Take the Michael Vick case. I’m not a lawyer. I’m not brilliant, although I’m perfectly willing to debate anyone who disagrees. Yet I knew exactly what was going to happen. Vick will have to plea bargain, because the feds obviously have him dead to rights.

It wasn’t a difficult case to analyze. The indictment was posted online. Federal prosecutors have a 95 percent success rate. They don’t indict unless they’re sure they can win.

There were three witnesses ready to testify against Vick. And you just knew that Vick’s co-defendants would flip, one by one, as the sobering punishment scenarios were laid out to them.
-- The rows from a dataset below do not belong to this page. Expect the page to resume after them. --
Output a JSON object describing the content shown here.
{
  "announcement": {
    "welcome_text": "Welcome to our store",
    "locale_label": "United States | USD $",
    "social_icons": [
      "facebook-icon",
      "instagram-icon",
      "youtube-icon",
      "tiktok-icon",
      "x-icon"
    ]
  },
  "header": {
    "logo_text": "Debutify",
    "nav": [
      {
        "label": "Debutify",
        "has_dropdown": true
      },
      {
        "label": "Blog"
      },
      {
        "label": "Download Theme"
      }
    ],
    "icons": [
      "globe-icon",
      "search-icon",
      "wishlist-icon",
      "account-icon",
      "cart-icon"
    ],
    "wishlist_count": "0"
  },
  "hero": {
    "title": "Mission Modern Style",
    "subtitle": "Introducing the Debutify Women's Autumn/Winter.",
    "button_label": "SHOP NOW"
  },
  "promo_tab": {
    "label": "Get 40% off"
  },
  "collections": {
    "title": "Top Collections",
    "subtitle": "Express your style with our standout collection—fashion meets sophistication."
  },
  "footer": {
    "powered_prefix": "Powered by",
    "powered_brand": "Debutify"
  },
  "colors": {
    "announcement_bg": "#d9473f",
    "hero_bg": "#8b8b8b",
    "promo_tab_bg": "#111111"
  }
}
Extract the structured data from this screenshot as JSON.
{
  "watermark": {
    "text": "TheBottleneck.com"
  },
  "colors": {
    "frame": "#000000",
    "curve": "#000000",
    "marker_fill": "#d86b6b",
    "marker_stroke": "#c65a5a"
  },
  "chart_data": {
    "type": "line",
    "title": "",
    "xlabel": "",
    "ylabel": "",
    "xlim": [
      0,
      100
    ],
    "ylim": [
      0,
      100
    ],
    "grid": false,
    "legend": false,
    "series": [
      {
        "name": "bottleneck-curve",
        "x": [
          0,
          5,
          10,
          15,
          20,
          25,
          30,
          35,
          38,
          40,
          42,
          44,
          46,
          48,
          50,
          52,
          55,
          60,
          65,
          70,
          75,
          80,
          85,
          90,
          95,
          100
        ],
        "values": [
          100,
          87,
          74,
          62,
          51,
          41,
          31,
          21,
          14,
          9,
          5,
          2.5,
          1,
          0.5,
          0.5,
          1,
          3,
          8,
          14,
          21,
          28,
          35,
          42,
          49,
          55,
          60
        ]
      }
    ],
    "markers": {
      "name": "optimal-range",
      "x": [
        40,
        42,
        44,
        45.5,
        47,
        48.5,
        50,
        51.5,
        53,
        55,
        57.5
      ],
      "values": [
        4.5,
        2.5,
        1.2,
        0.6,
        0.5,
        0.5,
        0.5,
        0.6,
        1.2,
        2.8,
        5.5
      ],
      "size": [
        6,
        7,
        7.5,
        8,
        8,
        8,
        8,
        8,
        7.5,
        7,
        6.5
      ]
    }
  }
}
If Sammy “The Bull” Gravano was ready to risk his life to rat on John Gotti, then it wasn’t a stretch to guess that Tony Taylor would turn on Vick.

With all that working against him, it became a business deal, with the federal government holding all the leverage. Vick has little choice but to give in.

See? That was easy. I didn’t have to deal with a pesky bar exam to assess that situation. There’s just so much legal theory being discussed in the sports forum these days that I could probably get accepted to any law school in the land merely by scribbling across the top of my application, “I follow sports.”

All you have to be able to do is speak the language. For instance, here is what Vick’s lead attorney, Billy Martin, said after his client was first arraigned on July 26: “We will look into these allegations and we look forward to the opportunity to being able to walk inside this courtroom saying to the world that Michael Vick is innocent.” What observers of the legal process interpreted that to mean: “We have no chance, so I’m going to toss out some defiant rhetoric and then hope I have time to cash this big check before I have to explain to Mike that he’s going to jail.”

Vick is just the case of the moment. It seems every other day some sports figure is embroiled in yet another legal entanglement.

Bonds is almost a law school course unto himself. He is not only being investigated for possible perjury before a grand jury in the BALCO case, but now he has hired two Bay Area attorneys to pursue anyone he thinks has made a false statement about him. Bonds has probably spent more time talking to lawyers in one week than Jeffrey Toobin spends in a year.

While sports fans argue the validity of Bonds’ crusade against his critics, more cases are piling up on their dockets. This week former major leaguer Jose Offerman was charged with two counts of second-degree assault for allegedly hitting an opposing team’s pitcher and catcher with a bat. Right away, if I’m defending him, I file a motion to dismiss, and I use his career as evidence that he couldn’t hit anything.

The Tim Donaghy case came and went as quickly as a bad wager. I knew it. The feds again. They don’t make dirty referee allegations unless they have something juicy on him. He wasn’t going to trial. Donaghy’s guilty plea was such a sure thing that even David Stern might have bet on it.

Now a member of the Rutgers women’s basketball team is suing Don Imus because she claims his now-infamous comments damaged her reputation. Do you want to know how this turns out? Both sides will posture in a conference room, then a check will quietly be issued because it will be preferable to going through that public mess again.

You don’t have to have a law degree to stay afloat on this wave of jurisprudence in sports. All you need is a TV, a sofa, a remote, some tasty snacks, and some common sense. The athletes will provide the case load.